Measles Outbreak Update: 5 Reasons For Vaccine Exemption

The ongoing measles outbreak has been marked as one of the worst in decades. The Centers for Disease Control and Prevention already reported multiple cases across the U.S., including New York, Washington state, Texas, Illinois and California.  

Despite the alarming rates of people, especially children, being affected by measles, many parents still opt to avoid being vaccinated. Some people refuse to get vaccines due to medical, religious or personal reasons.

Some state governments respect such reasons. There are vaccine exemption laws that make it easier for people to avoid vaccines.

But some states require children to get certain vaccines before they can go to school.  Not getting a vaccine has been linked to higher risk of getting sick or contracting diseases like measles, mumps and pertussis, according to WebMD.
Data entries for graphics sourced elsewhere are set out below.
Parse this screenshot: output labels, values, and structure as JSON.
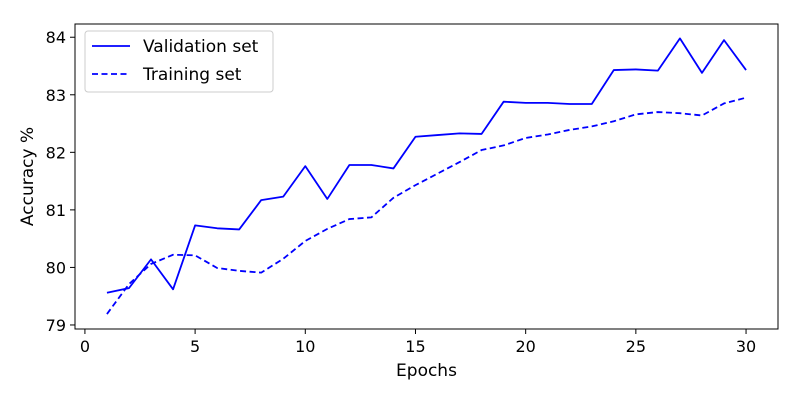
{
  "chart_data": {
    "type": "line",
    "title": "",
    "xlabel": "Epochs",
    "ylabel": "Accuracy %",
    "xlim": [
      -0.45,
      31.45
    ],
    "ylim": [
      78.93,
      84.23
    ],
    "xticks": [
      0,
      5,
      10,
      15,
      20,
      25,
      30
    ],
    "yticks": [
      79,
      80,
      81,
      82,
      83,
      84
    ],
    "grid": false,
    "legend_position": "top-left",
    "x": [
      1,
      2,
      3,
      4,
      5,
      6,
      7,
      8,
      9,
      10,
      11,
      12,
      13,
      14,
      15,
      16,
      17,
      18,
      19,
      20,
      21,
      22,
      23,
      24,
      25,
      26,
      27,
      28,
      29,
      30
    ],
    "series": [
      {
        "name": "Validation set",
        "color": "#0000ff",
        "style": "solid",
        "values": [
          79.56,
          79.64,
          80.14,
          79.62,
          80.73,
          80.68,
          80.66,
          81.17,
          81.23,
          81.76,
          81.19,
          81.78,
          81.78,
          81.72,
          82.27,
          82.3,
          82.33,
          82.32,
          82.88,
          82.86,
          82.86,
          82.84,
          82.84,
          83.43,
          83.44,
          83.42,
          83.98,
          83.38,
          83.95,
          83.43
        ]
      },
      {
        "name": "Training set",
        "color": "#0000ff",
        "style": "dashed",
        "values": [
          79.19,
          79.71,
          80.06,
          80.22,
          80.21,
          79.99,
          79.94,
          79.91,
          80.15,
          80.46,
          80.67,
          80.84,
          80.87,
          81.21,
          81.43,
          81.63,
          81.83,
          82.04,
          82.12,
          82.25,
          82.31,
          82.39,
          82.45,
          82.54,
          82.66,
          82.7,
          82.68,
          82.64,
          82.85,
          82.95
        ]
      }
    ]
  }
}
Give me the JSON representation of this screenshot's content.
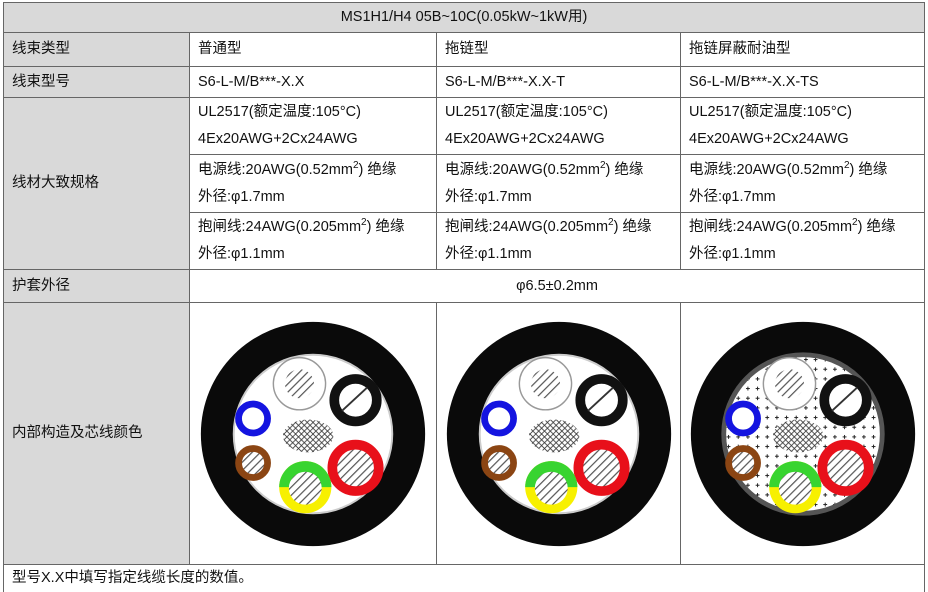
{
  "header": {
    "title": "MS1H1/H4 05B~10C(0.05kW~1kW用)"
  },
  "table": {
    "rows": [
      [
        "线束类型",
        "普通型",
        "拖链型",
        "拖链屏蔽耐油型"
      ],
      [
        "线束型号",
        "S6-L-M/B***-X.X",
        "S6-L-M/B***-X.X-T",
        "S6-L-M/B***-X.X-TS"
      ]
    ]
  },
  "spec": {
    "label": "线材大致规格",
    "columns": [
      [
        [
          {
            "text": "UL2517(额定温度:105°C)"
          },
          {
            "text": "4Ex20AWG+2Cx24AWG"
          }
        ],
        [
          {
            "before": "电源线:20AWG(0.52mm",
            "sup": "2",
            "after": ") 绝缘"
          },
          {
            "text": "外径:φ1.7mm"
          }
        ],
        [
          {
            "before": "抱闸线:24AWG(0.205mm",
            "sup": "2",
            "after": ") 绝缘"
          },
          {
            "text": "外径:φ1.1mm"
          }
        ]
      ],
      [
        [
          {
            "text": "UL2517(额定温度:105°C)"
          },
          {
            "text": "4Ex20AWG+2Cx24AWG"
          }
        ],
        [
          {
            "before": "电源线:20AWG(0.52mm",
            "sup": "2",
            "after": ") 绝缘"
          },
          {
            "text": "外径:φ1.7mm"
          }
        ],
        [
          {
            "before": "抱闸线:24AWG(0.205mm",
            "sup": "2",
            "after": ") 绝缘"
          },
          {
            "text": "外径:φ1.1mm"
          }
        ]
      ],
      [
        [
          {
            "text": "UL2517(额定温度:105°C)"
          },
          {
            "text": "4Ex20AWG+2Cx24AWG"
          }
        ],
        [
          {
            "before": "电源线:20AWG(0.52mm",
            "sup": "2",
            "after": ") 绝缘"
          },
          {
            "text": "外径:φ1.7mm"
          }
        ],
        [
          {
            "before": "抱闸线:24AWG(0.205mm",
            "sup": "2",
            "after": ") 绝缘"
          },
          {
            "text": "外径:φ1.1mm"
          }
        ]
      ]
    ]
  },
  "jacket": {
    "label": "护套外径",
    "value": "φ6.5±0.2mm"
  },
  "structure": {
    "label": "内部构造及芯线颜色"
  },
  "note": "型号X.X中填写指定线缆长度的数值。"
}
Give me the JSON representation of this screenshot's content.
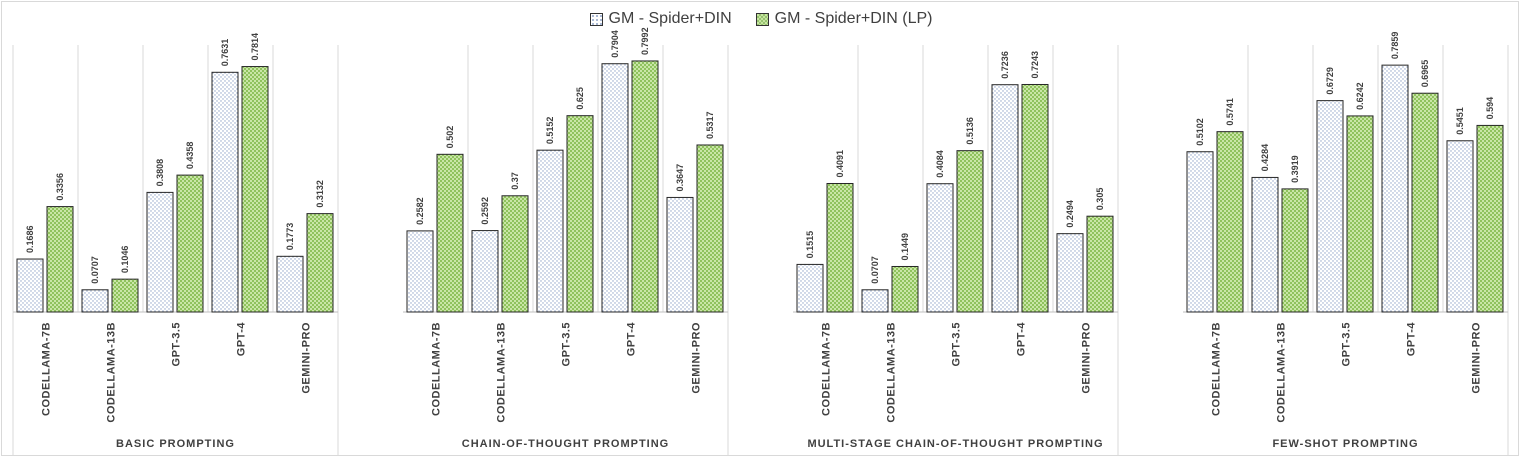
{
  "chart_data": {
    "type": "bar",
    "legend": [
      "GM - Spider+DIN",
      "GM - Spider+DIN (LP)"
    ],
    "legend_position": "top-center",
    "ylim": [
      0,
      0.85
    ],
    "grid": false,
    "categories": [
      "CODELLAMA-7B",
      "CODELLAMA-13B",
      "GPT-3.5",
      "GPT-4",
      "GEMINI-PRO"
    ],
    "groups": [
      {
        "name": "BASIC PROMPTING",
        "series": [
          {
            "name": "GM - Spider+DIN",
            "values": [
              0.1686,
              0.0707,
              0.3808,
              0.7631,
              0.1773
            ]
          },
          {
            "name": "GM - Spider+DIN (LP)",
            "values": [
              0.3356,
              0.1046,
              0.4358,
              0.7814,
              0.3132
            ]
          }
        ]
      },
      {
        "name": "CHAIN-OF-THOUGHT PROMPTING",
        "series": [
          {
            "name": "GM - Spider+DIN",
            "values": [
              0.2582,
              0.2592,
              0.5152,
              0.7904,
              0.3647
            ]
          },
          {
            "name": "GM - Spider+DIN (LP)",
            "values": [
              0.502,
              0.37,
              0.625,
              0.7992,
              0.5317
            ]
          }
        ]
      },
      {
        "name": "MULTI-STAGE CHAIN-OF-THOUGHT PROMPTING",
        "series": [
          {
            "name": "GM - Spider+DIN",
            "values": [
              0.1515,
              0.0707,
              0.4084,
              0.7236,
              0.2494
            ]
          },
          {
            "name": "GM - Spider+DIN (LP)",
            "values": [
              0.4091,
              0.1449,
              0.5136,
              0.7243,
              0.305
            ]
          }
        ]
      },
      {
        "name": "FEW-SHOT PROMPTING",
        "series": [
          {
            "name": "GM - Spider+DIN",
            "values": [
              0.5102,
              0.4284,
              0.6729,
              0.7859,
              0.5451
            ]
          },
          {
            "name": "GM - Spider+DIN (LP)",
            "values": [
              0.5741,
              0.3919,
              0.6242,
              0.6965,
              0.594
            ]
          }
        ]
      }
    ]
  }
}
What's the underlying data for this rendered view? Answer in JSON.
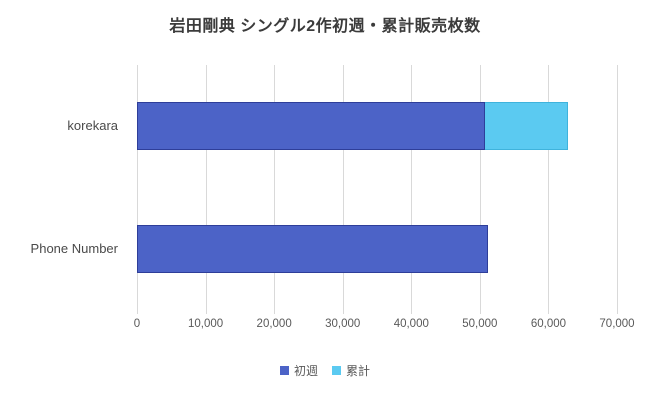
{
  "chart_data": {
    "type": "bar",
    "orientation": "horizontal-stacked",
    "title": "岩田剛典 シングル2作初週・累計販売枚数",
    "categories": [
      "korekara",
      "Phone Number"
    ],
    "series": [
      {
        "name": "初週",
        "color": "#4C63C7",
        "border_color": "#2E3E99",
        "values": [
          50800,
          51200
        ]
      },
      {
        "name": "累計",
        "color": "#5BCAF1",
        "border_color": "#3FB3DC",
        "values": [
          62900,
          51200
        ]
      }
    ],
    "series_note": "累計 segment is drawn only as the portion extending beyond 初週; Phone Number shows no visible 累計 extension",
    "x_axis": {
      "min": 0,
      "max": 70000,
      "tick_interval": 10000,
      "tick_labels": [
        "0",
        "10,000",
        "20,000",
        "30,000",
        "40,000",
        "50,000",
        "60,000",
        "70,000"
      ]
    },
    "legend": {
      "position": "bottom",
      "items": [
        "初週",
        "累計"
      ]
    },
    "grid": true,
    "colors": {
      "gridline": "#D9D9D9",
      "axis_text": "#595959",
      "category_text": "#4A4A4A",
      "title_text": "#3B3B3B",
      "background": "#FFFFFF"
    }
  }
}
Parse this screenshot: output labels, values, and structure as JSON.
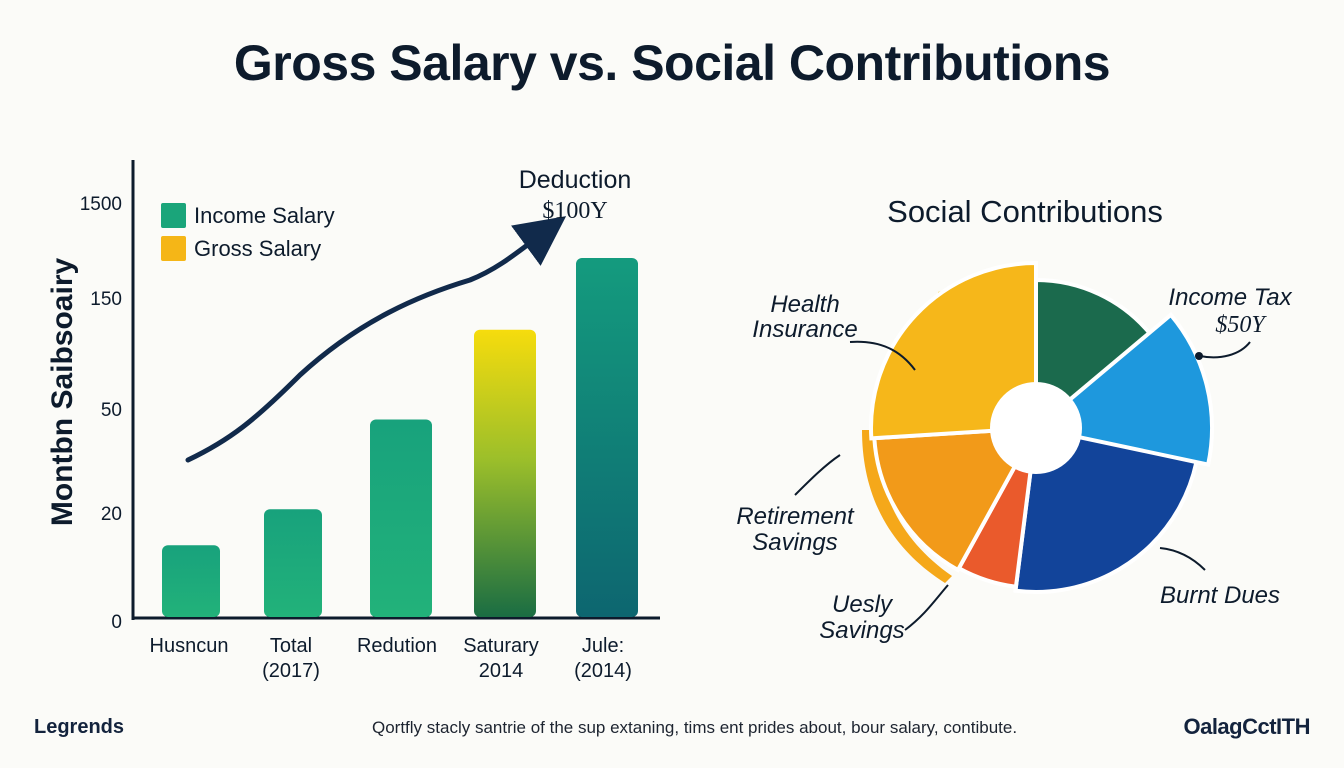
{
  "title": "Gross Salary vs. Social Contributions",
  "footer": {
    "left": "Legrends",
    "center": "Qortfly stacly santrie of the sup extaning, tims ent prides about, bour salary, contibute.",
    "right": "OalagCctITH"
  },
  "colors": {
    "bar_green": "#1aa57a",
    "bar_teal": "#0e7872",
    "bar_yellow": "#f5d90f",
    "arrow": "#112a4b",
    "pie_green": "#1b6a4d",
    "pie_blue_light": "#1e98dd",
    "pie_blue_dark": "#12449a",
    "pie_red": "#ea5a2c",
    "pie_orange": "#f29a19",
    "pie_yellow": "#f6b71a"
  },
  "chart_data": [
    {
      "type": "bar",
      "ylabel": "Montbn Saibsoairy",
      "yticks": [
        "1500",
        "150",
        "50",
        "20",
        "0"
      ],
      "categories": [
        "Husncun",
        "Total (2017)",
        "Redution",
        "Saturary 2014",
        "Jule: (2014)"
      ],
      "values": [
        20,
        30,
        55,
        80,
        100
      ],
      "legend": [
        "Income Salary",
        "Gross Salary"
      ],
      "annotation": {
        "line1": "Deduction",
        "line2": "$100Y"
      },
      "trend_line": true
    },
    {
      "type": "pie",
      "title": "Social Contributions",
      "slices": [
        {
          "label": "Income Tax $50Y",
          "value": 14
        },
        {
          "label": "Burnt Dues",
          "value": 38
        },
        {
          "label": "Uesly Savings",
          "value": 6
        },
        {
          "label": "Retirement Savings",
          "value": 16
        },
        {
          "label": "Health Insurance",
          "value": 26
        }
      ],
      "labels": {
        "health": [
          "Health",
          "Insurance"
        ],
        "income_tax": [
          "Income Tax",
          "$50Y"
        ],
        "retirement": [
          "Retirement",
          "Savings"
        ],
        "uesly": [
          "Uesly",
          "Savings"
        ],
        "burnt": "Burnt Dues"
      }
    }
  ]
}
"Measles tends to be the disease we see the fastest because it's one of the most highly contagious viruses," Peter Hotez, a professor of pediatrics and dean of the National School of Tropical Medicine at Baylor College of Medicine in Houston, said. "Up until a couple of decades ago, measles was the single leading killer of children globally."

But there are good reasons to avoid vaccines.

Medical conditions

Health is the top reason why parents tend to ask for exemption for their child. By law, kids can avoid being vaccinated if:

  • They have a disease or take medicine that weakens their immune system.
  • They have a severe allergy to a vaccine or an ingredient in it.
  • They had a serious reaction to a vaccine in the past.



Some states allow families to avoid vaccination if proven that they belong to a religious group that objects the use of vaccines. These religions include Christian Scientists and some faith healing groups.

Philosophical exemptions

Some parents ignore vaccines due to personal beliefs, like its side effects. Other people also believe getting sick or exposing their children earlier to diseases would help improve and strengthen their immune system. However, experts have already debunked many of these concerns.

In the U.S., 50 states and the District of Columbia currently allow medical exemptions, while 17 allow parents to decline vaccines for personal reasons. But California, Mississippi and West Virginia implemented policies to deny religious exemptions. 

If you have concerns about vaccination effects, it is important to consult a doctor before making any decision to avoid or get a vaccine. They will provide and discuss the benefits of vaccines as well as the risks.